For more info, see the documentation.

Installation

$ pip install fuzzysearch

This will work even if installing the C and Cython extensions fails, using pure-Python fallbacks.

Usage

Just call find_near_matches() with the sub-sequence you’re looking for, the sequence to search, and the matching parameters:

>>> from fuzzysearch import find_near_matches
# search for 'PATTERN' with a maximum Levenshtein Distance of 1
>>> find_near_matches('PATTERN', '---PATERN---', max_l_dist=1)
[Match(start=3, end=9, dist=1)]
>>> sequence = '''\
GACTAGCACTGTAGGGATAACAATTTCACACAGGTGGACAATTACATTGAAAATCACAGATTGGTCACACACACA
TTGGACATACATAGAAACACACACACATACATTAGATACGAACATAGAAACACACATTAGACGCGTACATAGACA
CAAACACATTGACAGGCAGTTCAGATGATGACGCCCGACTGATACTCGCGTAGTCGTGGGAGGCAAGGCACACAG
GGGATAGG'''
>>> subsequence = 'TGCACTGTAGGGATAACAAT' # distance = 1
>>> find_near_matches(subsequence, sequence, max_l_dist=2)
[Match(start=3, end=24, dist=1)]

Matching Criteria

The search function supports four possible match criteria, which may be supplied in any combination:

  • maximum Levenshtein distance (max_l_dist)

  • maximum # of subsitutions

  • maximum # of deletions (“delete” = skip a character in the sub-sequence)

  • maximum # of insertions (“insert” = skip a character in the sequence)

Not supplying a criterion means that there is no limit for it. For this reason, one must always supply max_l_dist and/or all other criteria.

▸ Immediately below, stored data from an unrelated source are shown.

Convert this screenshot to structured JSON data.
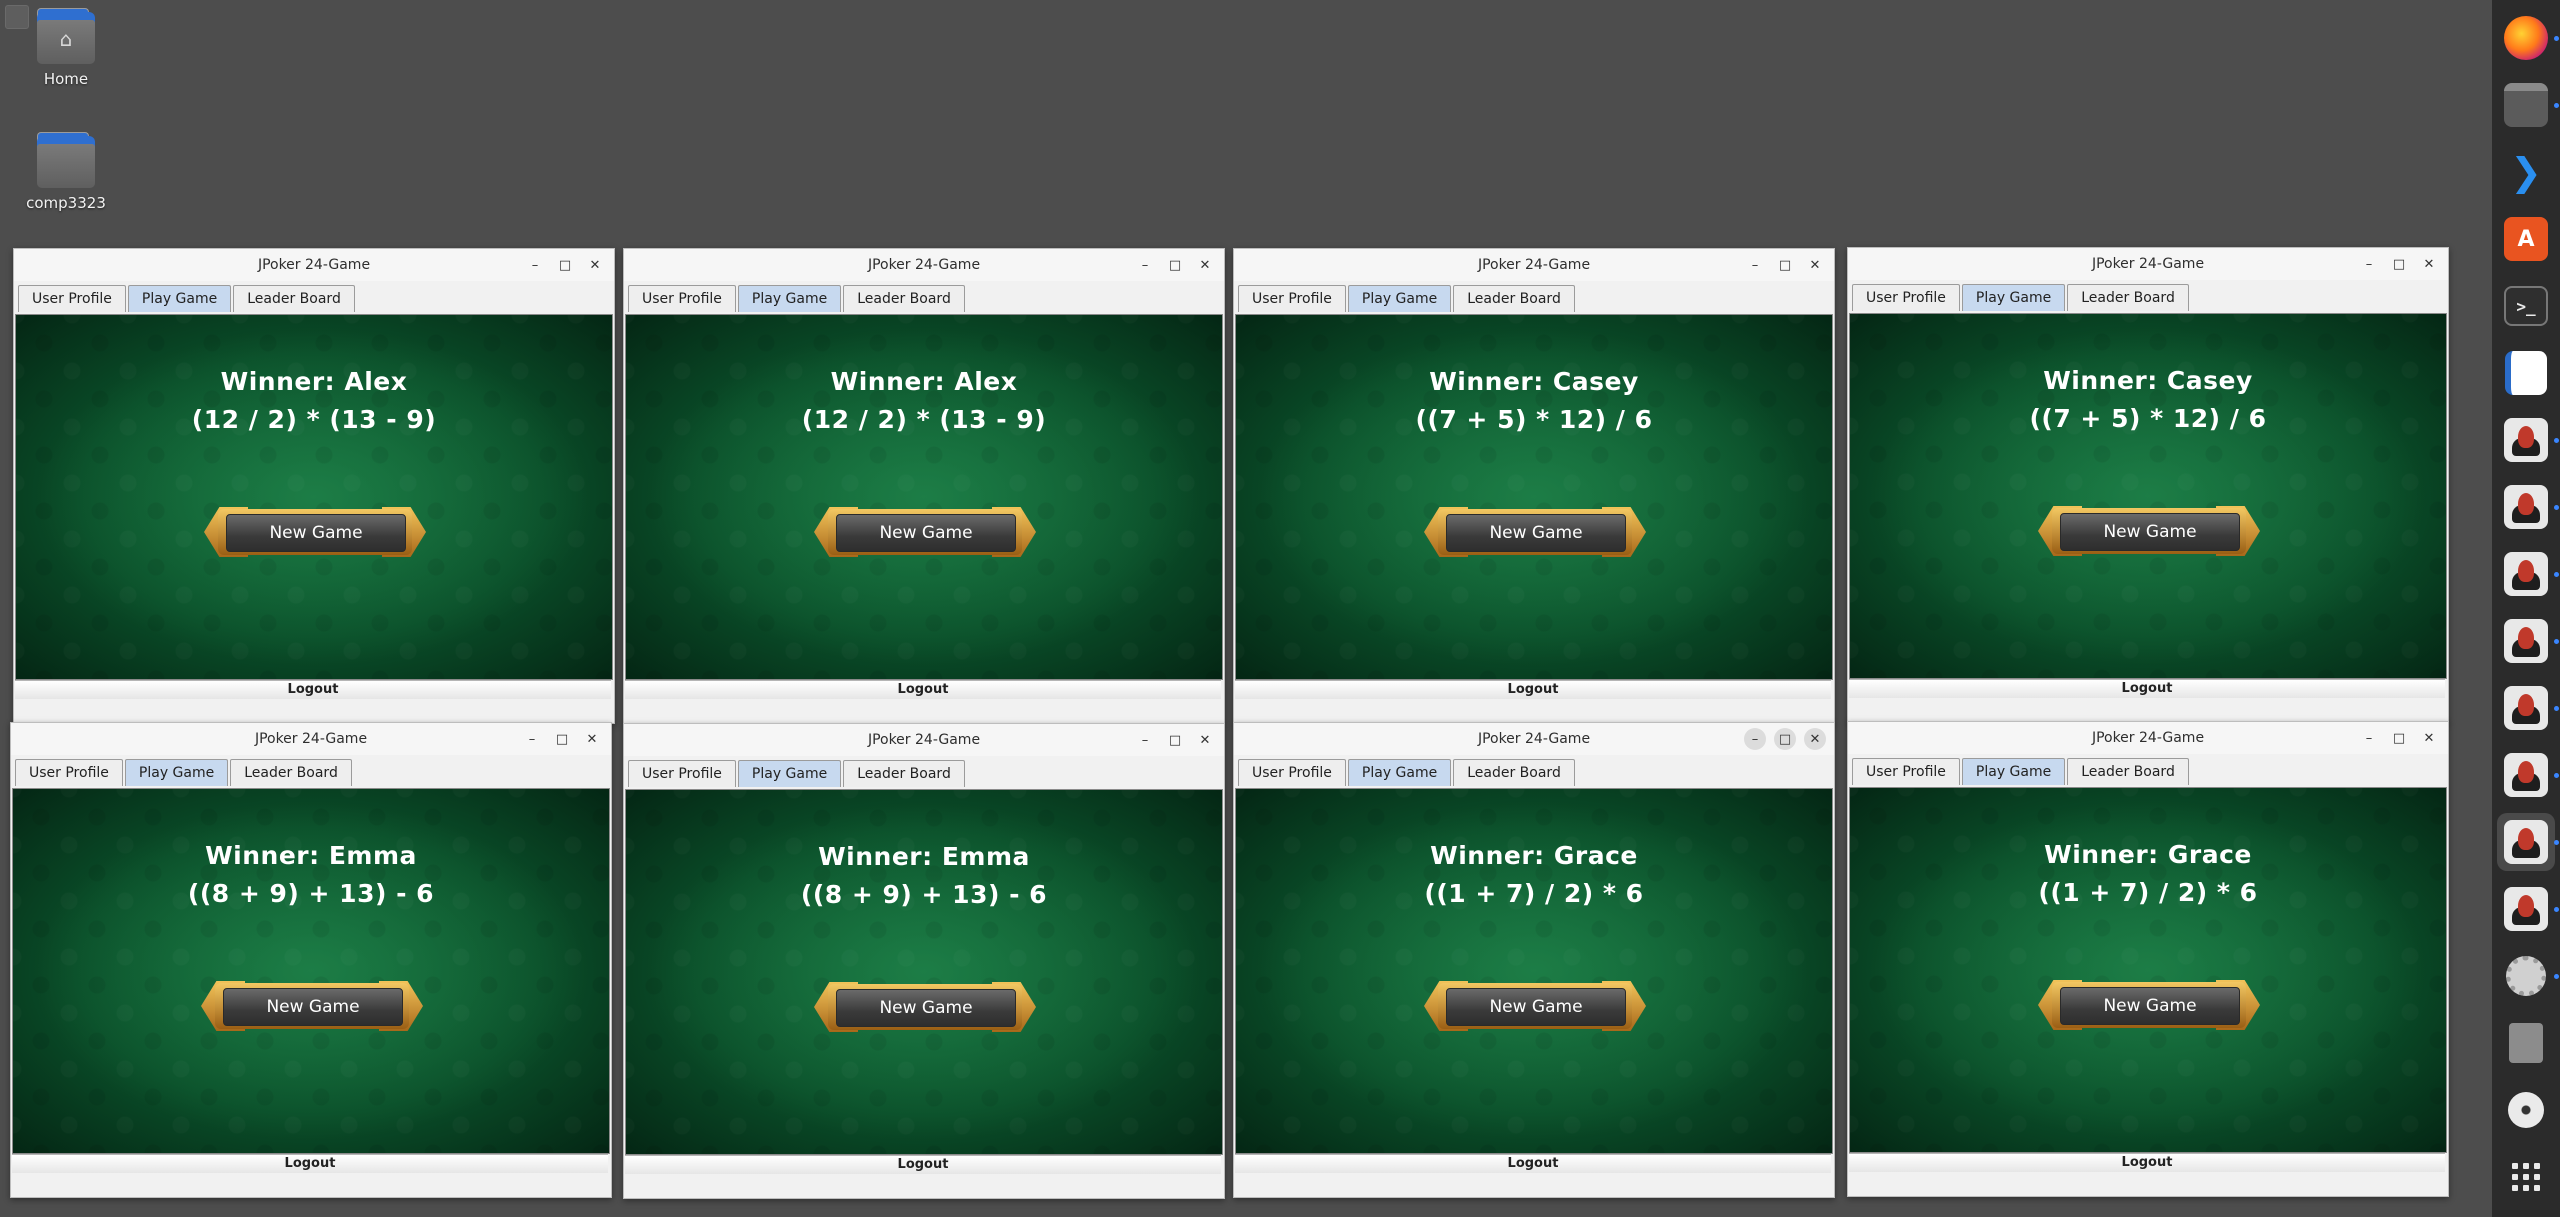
{
  "desktop": {
    "icons": [
      {
        "label": "Home"
      },
      {
        "label": "comp3323"
      }
    ]
  },
  "windows": [
    {
      "title": "JPoker 24-Game",
      "tabs": [
        "User Profile",
        "Play Game",
        "Leader Board"
      ],
      "selected_tab": "Play Game",
      "winner": "Winner: Alex",
      "expression": "(12 / 2) * (13 - 9)",
      "new_game": "New Game",
      "logout": "Logout"
    },
    {
      "title": "JPoker 24-Game",
      "tabs": [
        "User Profile",
        "Play Game",
        "Leader Board"
      ],
      "selected_tab": "Play Game",
      "winner": "Winner: Alex",
      "expression": "(12 / 2) * (13 - 9)",
      "new_game": "New Game",
      "logout": "Logout"
    },
    {
      "title": "JPoker 24-Game",
      "tabs": [
        "User Profile",
        "Play Game",
        "Leader Board"
      ],
      "selected_tab": "Play Game",
      "winner": "Winner: Casey",
      "expression": "((7 + 5) * 12) / 6",
      "new_game": "New Game",
      "logout": "Logout"
    },
    {
      "title": "JPoker 24-Game",
      "tabs": [
        "User Profile",
        "Play Game",
        "Leader Board"
      ],
      "selected_tab": "Play Game",
      "winner": "Winner: Casey",
      "expression": "((7 + 5) * 12) / 6",
      "new_game": "New Game",
      "logout": "Logout"
    },
    {
      "title": "JPoker 24-Game",
      "tabs": [
        "User Profile",
        "Play Game",
        "Leader Board"
      ],
      "selected_tab": "Play Game",
      "winner": "Winner: Emma",
      "expression": "((8 + 9) + 13) - 6",
      "new_game": "New Game",
      "logout": "Logout"
    },
    {
      "title": "JPoker 24-Game",
      "tabs": [
        "User Profile",
        "Play Game",
        "Leader Board"
      ],
      "selected_tab": "Play Game",
      "winner": "Winner: Emma",
      "expression": "((8 + 9) + 13) - 6",
      "new_game": "New Game",
      "logout": "Logout"
    },
    {
      "title": "JPoker 24-Game",
      "tabs": [
        "User Profile",
        "Play Game",
        "Leader Board"
      ],
      "selected_tab": "Play Game",
      "winner": "Winner: Grace",
      "expression": "((1 + 7) / 2) * 6",
      "new_game": "New Game",
      "logout": "Logout",
      "focused": true
    },
    {
      "title": "JPoker 24-Game",
      "tabs": [
        "User Profile",
        "Play Game",
        "Leader Board"
      ],
      "selected_tab": "Play Game",
      "winner": "Winner: Grace",
      "expression": "((1 + 7) / 2) * 6",
      "new_game": "New Game",
      "logout": "Logout"
    }
  ],
  "window_buttons": {
    "minimize": "–",
    "maximize": "□",
    "close": "✕"
  },
  "dock": {
    "items": [
      {
        "icon": "firefox-icon"
      },
      {
        "icon": "files-icon"
      },
      {
        "icon": "vscode-icon"
      },
      {
        "icon": "app-center-icon"
      },
      {
        "icon": "terminal-icon"
      },
      {
        "icon": "libreoffice-writer-icon"
      },
      {
        "icon": "java-app-icon"
      },
      {
        "icon": "java-app-icon"
      },
      {
        "icon": "java-app-icon"
      },
      {
        "icon": "java-app-icon"
      },
      {
        "icon": "java-app-icon"
      },
      {
        "icon": "java-app-icon"
      },
      {
        "icon": "java-app-icon"
      },
      {
        "icon": "java-app-icon",
        "active": true
      },
      {
        "icon": "java-app-icon"
      },
      {
        "icon": "settings-icon"
      },
      {
        "icon": "trash-icon"
      },
      {
        "icon": "disc-icon"
      },
      {
        "icon": "show-apps-icon"
      }
    ],
    "terminal_glyph": ">_",
    "vscode_glyph": "❯"
  }
}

>>> find_near_matches('PATTERN', '---PATERN---', max_l_dist=1)
[Match(start=3, end=9, dist=1)]

# this will not match since max-deletions is set to zero
>>> find_near_matches('PATTERN', '---PATERN---', max_l_dist=1, max_deletions=0)
[]

# note that a deletion + insertion may be combined to match a substution
>>> find_near_matches('PATTERN', '---PAT-ERN---', max_deletions=1, max_insertions=1, max_substitutions=0)
[Match(start=3, end=10, dist=1)] # the Levenshtein distance is still 1

# ... but deletion + insertion may also match other, non-substitution differences
>>> find_near_matches('PATTERN', '---PATERRN---', max_deletions=1, max_insertions=1, max_substitutions=0)
[Match(start=3, end=10, dist=2)]

History

0.6.1 (2018-12-08)

  • Fixed some C compiler warnings for the C and Cython modules

0.6.0 (2018-12-07)

  • Dropped support for Python versions 2.6, 3.2 and 3.3

  • Added support and testing for Python 3.7

  • Optimized the n-grams Levenshtein search for long sub-sequences

  • Further optimized the n-grams Levenshtein search

  • Cython versions of the optimized parts of the n-grams Levenshtein search

0.5.0 (2017-09-05)

  • Fixed search_exact_byteslike() to support supplying start and end indexes

  • Added support for lists, tuples and other Sequence types to search_exact()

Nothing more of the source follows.